Your shell will expand the glob (assuming you haven’t set noglobbing) before dnf sees the command so you want to quote kde* with single quotes as in sudo dnf remove 'kde*'.

Caveat emptor.

That will uninstall everything preceded by kde. Like @anothermindbomb says, you’ve been warned.

You say you have found a few applications. What are those applications called? You can either uninstall them individually and then remove any orphaned packages left behind, or you can go nuclear and remove pretty much all traces of kde, plasma, qt and kde frameworks.

In Fedora most KDE packages are named with a k*. Calculator becomes kcalc, characters is kcharacters, mahjongg is kmahjongg, et cetera. Know the name of the application before you start removing stuff.

For example;

The command below will remove each individual kde or qt application you’ve identified.

sudo dnf remove kcalc kcharacters kruler kmahjongg krdc mediawriter

The command below will nuke absolutely everything related to kde, plasma, qt and kde frameworks. The @kde-* glob is for kde software groups, incase you’ve previously installed KDE via the live *.iso. (By default I think @kde-apps @kde-desktop @kde-media and @kde-pim are installed if you use the KDE Spin live *.iso). sddm is of course the login manager for KDE.
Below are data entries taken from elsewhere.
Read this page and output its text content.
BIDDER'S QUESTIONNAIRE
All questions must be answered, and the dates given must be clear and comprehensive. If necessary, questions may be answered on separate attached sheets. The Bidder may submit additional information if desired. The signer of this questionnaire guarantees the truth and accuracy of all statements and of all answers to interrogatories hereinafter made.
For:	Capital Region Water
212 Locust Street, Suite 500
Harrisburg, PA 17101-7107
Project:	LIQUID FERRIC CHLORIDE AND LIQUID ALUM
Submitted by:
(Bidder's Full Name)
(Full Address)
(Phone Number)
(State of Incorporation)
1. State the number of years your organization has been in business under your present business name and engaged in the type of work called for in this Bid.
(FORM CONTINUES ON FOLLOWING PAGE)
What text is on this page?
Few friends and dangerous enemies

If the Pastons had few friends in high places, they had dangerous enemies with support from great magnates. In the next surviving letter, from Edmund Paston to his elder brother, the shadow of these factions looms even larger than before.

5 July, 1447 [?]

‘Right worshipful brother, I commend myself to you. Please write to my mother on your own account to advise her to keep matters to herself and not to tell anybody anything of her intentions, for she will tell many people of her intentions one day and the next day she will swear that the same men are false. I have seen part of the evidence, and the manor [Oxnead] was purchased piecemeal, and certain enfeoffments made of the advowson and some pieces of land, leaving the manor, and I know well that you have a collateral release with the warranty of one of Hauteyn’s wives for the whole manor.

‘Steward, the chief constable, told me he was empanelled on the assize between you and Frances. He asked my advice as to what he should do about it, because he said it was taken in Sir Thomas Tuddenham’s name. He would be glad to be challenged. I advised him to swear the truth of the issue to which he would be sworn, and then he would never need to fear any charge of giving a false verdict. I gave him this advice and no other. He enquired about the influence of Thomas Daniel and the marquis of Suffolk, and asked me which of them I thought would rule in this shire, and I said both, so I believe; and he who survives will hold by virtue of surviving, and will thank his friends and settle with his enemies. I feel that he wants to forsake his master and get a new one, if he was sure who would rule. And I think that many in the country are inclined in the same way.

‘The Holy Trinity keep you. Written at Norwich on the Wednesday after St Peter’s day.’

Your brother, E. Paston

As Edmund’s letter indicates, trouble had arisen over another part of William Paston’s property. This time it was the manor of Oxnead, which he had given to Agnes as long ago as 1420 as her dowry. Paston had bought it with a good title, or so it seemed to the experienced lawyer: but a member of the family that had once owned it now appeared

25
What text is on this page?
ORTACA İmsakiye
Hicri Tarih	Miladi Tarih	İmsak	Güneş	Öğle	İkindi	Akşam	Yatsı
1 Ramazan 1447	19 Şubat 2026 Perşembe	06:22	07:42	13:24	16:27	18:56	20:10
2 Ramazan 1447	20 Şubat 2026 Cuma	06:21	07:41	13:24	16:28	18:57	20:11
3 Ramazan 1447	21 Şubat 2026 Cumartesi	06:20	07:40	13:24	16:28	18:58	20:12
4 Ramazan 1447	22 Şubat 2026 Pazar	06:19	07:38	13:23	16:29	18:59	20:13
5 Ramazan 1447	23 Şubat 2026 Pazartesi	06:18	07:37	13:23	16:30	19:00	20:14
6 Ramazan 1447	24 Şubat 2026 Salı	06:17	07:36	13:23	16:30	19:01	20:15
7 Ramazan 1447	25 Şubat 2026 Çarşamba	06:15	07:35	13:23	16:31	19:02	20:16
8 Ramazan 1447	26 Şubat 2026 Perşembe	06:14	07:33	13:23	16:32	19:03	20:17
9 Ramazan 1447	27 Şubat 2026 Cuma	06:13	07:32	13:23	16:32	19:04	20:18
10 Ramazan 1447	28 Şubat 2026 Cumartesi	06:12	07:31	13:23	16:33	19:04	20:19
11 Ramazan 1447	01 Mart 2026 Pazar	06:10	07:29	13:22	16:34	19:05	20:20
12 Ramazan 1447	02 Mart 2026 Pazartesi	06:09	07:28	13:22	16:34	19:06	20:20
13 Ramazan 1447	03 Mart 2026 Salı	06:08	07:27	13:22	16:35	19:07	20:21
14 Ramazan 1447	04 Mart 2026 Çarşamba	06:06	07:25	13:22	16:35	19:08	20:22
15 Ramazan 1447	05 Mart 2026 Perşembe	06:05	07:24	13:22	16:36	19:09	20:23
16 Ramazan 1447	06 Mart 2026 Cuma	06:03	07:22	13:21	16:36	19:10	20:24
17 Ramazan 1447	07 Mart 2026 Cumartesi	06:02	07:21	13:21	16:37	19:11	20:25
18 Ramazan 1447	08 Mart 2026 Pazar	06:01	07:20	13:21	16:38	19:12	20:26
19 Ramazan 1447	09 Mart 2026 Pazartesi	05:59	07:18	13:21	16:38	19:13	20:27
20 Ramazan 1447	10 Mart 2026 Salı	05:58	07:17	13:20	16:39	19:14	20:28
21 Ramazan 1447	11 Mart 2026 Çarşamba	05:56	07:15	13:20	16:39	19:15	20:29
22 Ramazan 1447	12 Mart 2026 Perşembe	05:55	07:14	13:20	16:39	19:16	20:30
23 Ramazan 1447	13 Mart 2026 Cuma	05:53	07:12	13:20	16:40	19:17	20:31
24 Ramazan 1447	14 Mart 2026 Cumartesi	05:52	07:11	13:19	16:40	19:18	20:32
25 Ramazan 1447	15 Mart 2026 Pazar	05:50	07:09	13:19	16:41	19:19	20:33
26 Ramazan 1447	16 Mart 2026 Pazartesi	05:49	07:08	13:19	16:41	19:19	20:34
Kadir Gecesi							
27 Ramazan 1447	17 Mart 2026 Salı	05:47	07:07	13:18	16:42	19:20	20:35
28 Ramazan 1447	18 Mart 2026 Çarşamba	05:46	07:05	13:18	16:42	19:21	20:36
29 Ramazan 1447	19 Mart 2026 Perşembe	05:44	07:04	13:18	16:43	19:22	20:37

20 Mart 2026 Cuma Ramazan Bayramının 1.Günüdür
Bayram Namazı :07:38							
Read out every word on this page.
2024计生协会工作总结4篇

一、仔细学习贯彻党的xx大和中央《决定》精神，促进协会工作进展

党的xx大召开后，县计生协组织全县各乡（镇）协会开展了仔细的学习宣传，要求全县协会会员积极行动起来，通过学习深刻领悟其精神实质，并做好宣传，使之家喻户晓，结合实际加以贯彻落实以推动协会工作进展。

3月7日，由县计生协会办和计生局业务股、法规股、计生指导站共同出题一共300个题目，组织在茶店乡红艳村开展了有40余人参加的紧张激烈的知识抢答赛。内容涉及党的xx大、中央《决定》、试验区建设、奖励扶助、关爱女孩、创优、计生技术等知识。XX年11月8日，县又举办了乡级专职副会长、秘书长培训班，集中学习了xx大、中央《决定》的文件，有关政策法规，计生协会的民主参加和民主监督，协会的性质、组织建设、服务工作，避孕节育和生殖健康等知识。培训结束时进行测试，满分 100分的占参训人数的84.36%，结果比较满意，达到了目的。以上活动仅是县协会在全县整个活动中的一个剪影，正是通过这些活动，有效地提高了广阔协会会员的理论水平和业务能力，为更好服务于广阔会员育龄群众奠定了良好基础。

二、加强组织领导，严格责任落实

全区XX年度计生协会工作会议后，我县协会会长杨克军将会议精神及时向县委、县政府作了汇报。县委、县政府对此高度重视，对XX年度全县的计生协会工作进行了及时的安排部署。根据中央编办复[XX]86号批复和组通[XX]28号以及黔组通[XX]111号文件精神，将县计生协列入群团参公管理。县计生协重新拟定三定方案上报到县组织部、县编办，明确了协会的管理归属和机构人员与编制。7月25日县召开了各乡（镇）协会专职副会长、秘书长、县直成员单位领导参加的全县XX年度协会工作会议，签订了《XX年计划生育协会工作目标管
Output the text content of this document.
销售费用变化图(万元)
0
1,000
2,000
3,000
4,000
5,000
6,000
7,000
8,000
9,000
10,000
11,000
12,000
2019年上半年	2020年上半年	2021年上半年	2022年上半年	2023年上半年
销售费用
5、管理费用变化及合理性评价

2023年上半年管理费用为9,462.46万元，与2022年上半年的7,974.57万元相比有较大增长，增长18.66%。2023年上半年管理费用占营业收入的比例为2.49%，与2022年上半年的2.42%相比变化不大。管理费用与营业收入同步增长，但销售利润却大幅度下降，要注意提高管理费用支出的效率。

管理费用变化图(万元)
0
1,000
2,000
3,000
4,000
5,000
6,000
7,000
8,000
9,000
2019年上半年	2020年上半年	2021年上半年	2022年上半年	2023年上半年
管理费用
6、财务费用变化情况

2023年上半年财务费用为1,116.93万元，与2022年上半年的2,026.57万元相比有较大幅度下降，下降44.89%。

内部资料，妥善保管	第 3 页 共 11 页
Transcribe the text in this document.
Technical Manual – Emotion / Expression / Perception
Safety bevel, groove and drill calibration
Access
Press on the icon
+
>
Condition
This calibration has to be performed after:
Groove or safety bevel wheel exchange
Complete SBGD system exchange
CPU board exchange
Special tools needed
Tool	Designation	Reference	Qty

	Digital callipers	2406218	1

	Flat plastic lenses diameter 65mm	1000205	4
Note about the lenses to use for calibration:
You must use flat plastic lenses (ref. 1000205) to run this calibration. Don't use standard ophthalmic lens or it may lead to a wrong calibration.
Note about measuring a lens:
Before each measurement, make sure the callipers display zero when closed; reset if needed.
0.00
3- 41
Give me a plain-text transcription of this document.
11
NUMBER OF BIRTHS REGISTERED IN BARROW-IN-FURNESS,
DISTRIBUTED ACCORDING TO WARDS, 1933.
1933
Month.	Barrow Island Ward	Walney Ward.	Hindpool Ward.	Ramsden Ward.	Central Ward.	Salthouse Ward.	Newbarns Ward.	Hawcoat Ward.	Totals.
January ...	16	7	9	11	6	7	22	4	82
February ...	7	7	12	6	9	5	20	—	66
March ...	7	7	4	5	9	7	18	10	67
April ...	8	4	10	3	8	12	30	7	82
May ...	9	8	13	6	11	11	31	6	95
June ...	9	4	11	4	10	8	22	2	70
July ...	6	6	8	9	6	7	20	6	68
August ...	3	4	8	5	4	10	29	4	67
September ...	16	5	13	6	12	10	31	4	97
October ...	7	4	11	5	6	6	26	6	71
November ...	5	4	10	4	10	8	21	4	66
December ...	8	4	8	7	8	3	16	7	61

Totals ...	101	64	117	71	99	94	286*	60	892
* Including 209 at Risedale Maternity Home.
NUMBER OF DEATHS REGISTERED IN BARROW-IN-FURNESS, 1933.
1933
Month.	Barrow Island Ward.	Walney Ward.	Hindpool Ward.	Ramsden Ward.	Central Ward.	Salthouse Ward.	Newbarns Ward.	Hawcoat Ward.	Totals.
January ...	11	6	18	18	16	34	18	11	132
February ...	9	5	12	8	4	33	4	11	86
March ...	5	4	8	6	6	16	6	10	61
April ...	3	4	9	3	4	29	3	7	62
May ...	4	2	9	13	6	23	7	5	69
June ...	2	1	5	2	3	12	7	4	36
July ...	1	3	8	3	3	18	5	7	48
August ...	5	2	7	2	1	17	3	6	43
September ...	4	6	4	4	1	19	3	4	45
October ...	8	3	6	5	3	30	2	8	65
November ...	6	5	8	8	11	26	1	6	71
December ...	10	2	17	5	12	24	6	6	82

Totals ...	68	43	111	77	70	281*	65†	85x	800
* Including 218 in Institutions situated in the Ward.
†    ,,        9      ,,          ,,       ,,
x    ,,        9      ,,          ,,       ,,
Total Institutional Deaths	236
sudo dnf remove @kde-* kf5* kf6* plasma* qt5* qt6* sddm*

The command below will remove any orphaned packages left behind from the above, or other previous uninstalling.

sudo dnf autoremove

Be aware that some packages in GNOME / Cosmic / XFCE / Cinnamon / MATE or whatever other thing you’re messing around with might rely on kf5, kf6, plasma, qt5 or qt6 and try and pull even more out of your system. In which case you want to use the first command that specifies individual kde or qt apps.

If you’re experimenting and messing around with different DEs and different toolkits and frameworks and applications, unless you have an actual need to be doing it on bare metal, I would recommend doing it in a VM. Then you can “try before you buy” to bare metal.